“Sono felice di consegnare a Ricardo Merlo la cittadinanza onoraria di Còrdoba . La nostra città ha da oggi un nuovo illustre cittadino”. Con queste parole il Sindaco Ramon Javier Mestre ha consegnato a la cittadinanza onoraria al deputato italiano e Presidente del MAIE, on. Ricardo Merlo. Alla cerimonia, che si è svolta nella salone principale del Municipio, lunedì 27 agosoto, hanno preso parte il vicesindaco, Marcelo Cossar, il presidente del Comites, Rodolfo Borghese e il coordinatore del MAIE di Còrdoba, Mario Borghese. Il Presidente del MAIE, da parte sua, ha dichiarato: “Ringrazio il Sindaco Mestre e confesso di aver provato una grande emozione a ricevere un così importante riconoscimento in modo del tutto inaspettato.
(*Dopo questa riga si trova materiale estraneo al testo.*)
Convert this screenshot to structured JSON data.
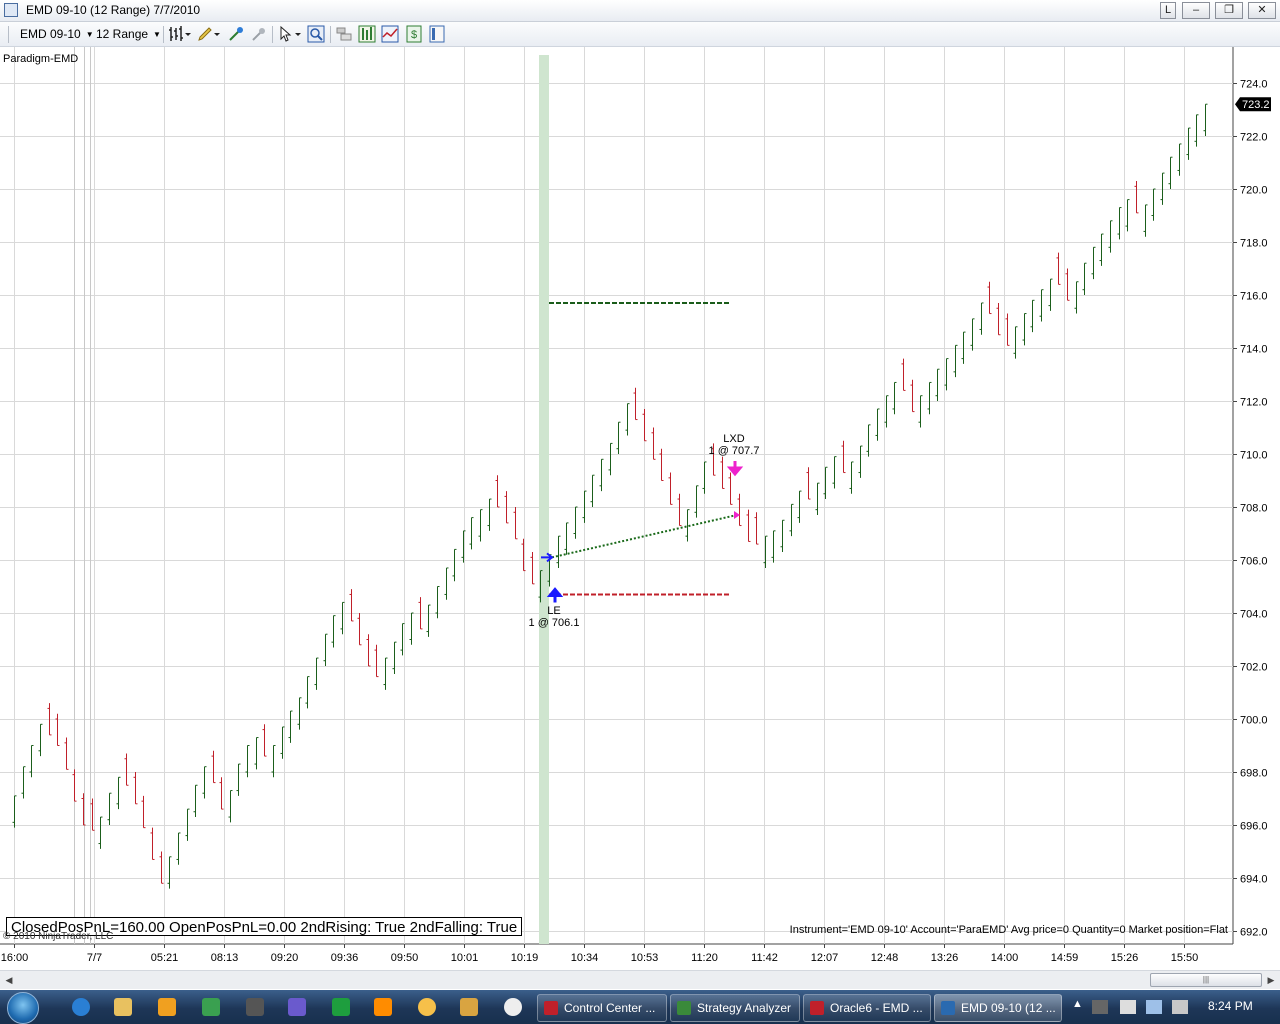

Per me è un onore diventare cittadino illustre di Còrdoba, una delle principali città sudamericane – la seconda città argentina, con quasi 1.500.000 abitanti e una consistente ed attiva comunità italiana”.
“Il rapporto del Presidente Ricardo Merlo con Còrdoba – ha ricordato Rodolfo Borghese, presidente del Comites – non incomincia oggi; egli da sempre si interessa alla nostra circoscrizione tutta, alla nostra collettività italiana, alle sue eccellenze, come ad esempio quelle nei settori della cultura e della formazione. Grazie al suo intervento, ad esempio, abbiamo ottenuto il riconoscimento della parità scolastica alla scuola Danti Alighieri. Questo, di oggi, è un riconoscimento per l’intera collettività italiana".
Piena soddisfazione è stata manifestata anche dal coordinatore del MAIE della circoscrizione consolare Mario Borghese – promotore e curatore degli incontri istituzionali e con la collettività di questi due giorni di visita dell’on. Ricardo Merlo a Còrdoba – che ha aggiunto: "Questo riconoscimento ci riempie di orgoglio e aumenta il prestigio della collettività italiana cordobesa. Noi del MAIE continuiamo a lavorare uniti per gli obiettivi comuni, perché solo grazie a un’azione coordinata di tutte le forze in campo possiamo difendere i nostri diritti di italiani e sostenere l’italianità all’estero”.